Are you considering GameStop Corp.'s (GME) role in your portfolio? Given the excitement around Wii U and new PlayStation, and the strong pipeline of new game releases, GameStop looks like a natural way to play the hype. Here we focus on the fundamentals, the valuation, and the ultimate investment decision around this stock.
On valuation, GameStop stock is trading at $24 versus its 52-week range of $15.32-$26.66, and a P/E multiple of 7.6x, a forward P/E of 7x, and a dividend yield of 4.17%. More importantly, this is versus the peer group median of 9x. Although companies like Best Buy (BBY) and Amazon (AMZN) also compete with GameStop, given their diversified product base, we don't think it will be a fair comparison for valuation purposes.

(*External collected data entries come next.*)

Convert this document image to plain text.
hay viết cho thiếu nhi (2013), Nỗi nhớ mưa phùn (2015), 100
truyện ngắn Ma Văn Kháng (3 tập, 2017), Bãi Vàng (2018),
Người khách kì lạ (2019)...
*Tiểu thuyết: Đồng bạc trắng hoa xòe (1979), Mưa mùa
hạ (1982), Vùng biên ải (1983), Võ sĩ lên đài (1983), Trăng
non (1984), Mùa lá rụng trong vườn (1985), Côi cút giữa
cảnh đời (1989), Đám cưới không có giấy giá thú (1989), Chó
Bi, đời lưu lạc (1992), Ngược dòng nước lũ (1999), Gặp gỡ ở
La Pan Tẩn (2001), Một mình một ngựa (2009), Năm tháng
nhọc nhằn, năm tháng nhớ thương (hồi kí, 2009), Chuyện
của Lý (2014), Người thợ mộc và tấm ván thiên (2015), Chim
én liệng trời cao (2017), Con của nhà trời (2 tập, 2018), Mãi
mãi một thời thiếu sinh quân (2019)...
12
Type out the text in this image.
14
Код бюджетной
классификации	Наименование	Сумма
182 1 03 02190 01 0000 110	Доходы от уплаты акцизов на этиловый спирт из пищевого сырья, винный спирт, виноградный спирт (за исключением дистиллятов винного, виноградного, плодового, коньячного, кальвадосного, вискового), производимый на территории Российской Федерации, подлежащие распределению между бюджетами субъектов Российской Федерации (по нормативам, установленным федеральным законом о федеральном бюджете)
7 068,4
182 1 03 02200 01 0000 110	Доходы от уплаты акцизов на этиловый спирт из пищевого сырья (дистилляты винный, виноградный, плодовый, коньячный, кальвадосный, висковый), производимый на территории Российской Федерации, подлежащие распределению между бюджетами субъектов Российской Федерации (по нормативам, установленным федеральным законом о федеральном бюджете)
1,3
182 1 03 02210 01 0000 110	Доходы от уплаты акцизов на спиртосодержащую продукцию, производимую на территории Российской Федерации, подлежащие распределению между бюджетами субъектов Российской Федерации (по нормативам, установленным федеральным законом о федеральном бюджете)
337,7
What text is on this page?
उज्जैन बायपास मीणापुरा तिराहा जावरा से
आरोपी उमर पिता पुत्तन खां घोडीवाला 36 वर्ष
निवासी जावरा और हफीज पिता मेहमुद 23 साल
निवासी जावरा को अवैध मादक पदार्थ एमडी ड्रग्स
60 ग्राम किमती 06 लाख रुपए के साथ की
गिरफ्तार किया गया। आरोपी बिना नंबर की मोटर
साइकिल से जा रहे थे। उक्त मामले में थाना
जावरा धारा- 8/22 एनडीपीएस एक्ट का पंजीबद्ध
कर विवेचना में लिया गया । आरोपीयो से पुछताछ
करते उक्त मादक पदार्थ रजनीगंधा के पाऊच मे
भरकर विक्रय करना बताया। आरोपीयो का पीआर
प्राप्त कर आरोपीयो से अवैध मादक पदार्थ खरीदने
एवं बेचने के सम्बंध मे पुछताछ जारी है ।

GameStop valuation provides an interesting entry point in the stock. There are 3 other possible positive significant catalysts for the stock, namely,
1) Introduction of the Wii U during the holiday season and the introduction of the new Xbox and PS4 in 2013.
2) Continued share repurchases by the company.
3) Continued support of a solid balance sheet, which currently consists of $139 million in cash and no public debt.
Also, remember that last quarter the company bought back $136 million worth of shares, and increased its dividend from $0.15 to $0.25. History doesn't necessarily repeat itself but this is surely a good track record for the company. Additionally, the strong cash flow provides downside support for the stock.
Continued risk in investing in GameStop remains the increase in competition, and limited innovation of new products. But Goldman Sachs seems optimistic given that they upgraded the stock to a "buy" citing that the new pipeline of releases presents a tactical opportunity for the retailer.
Conclusion: Given the attractive valuation, proximity of the holiday season, and the possible introduction of new products in 2013, this is a great time to re-consider an investment decision in GameStop stock.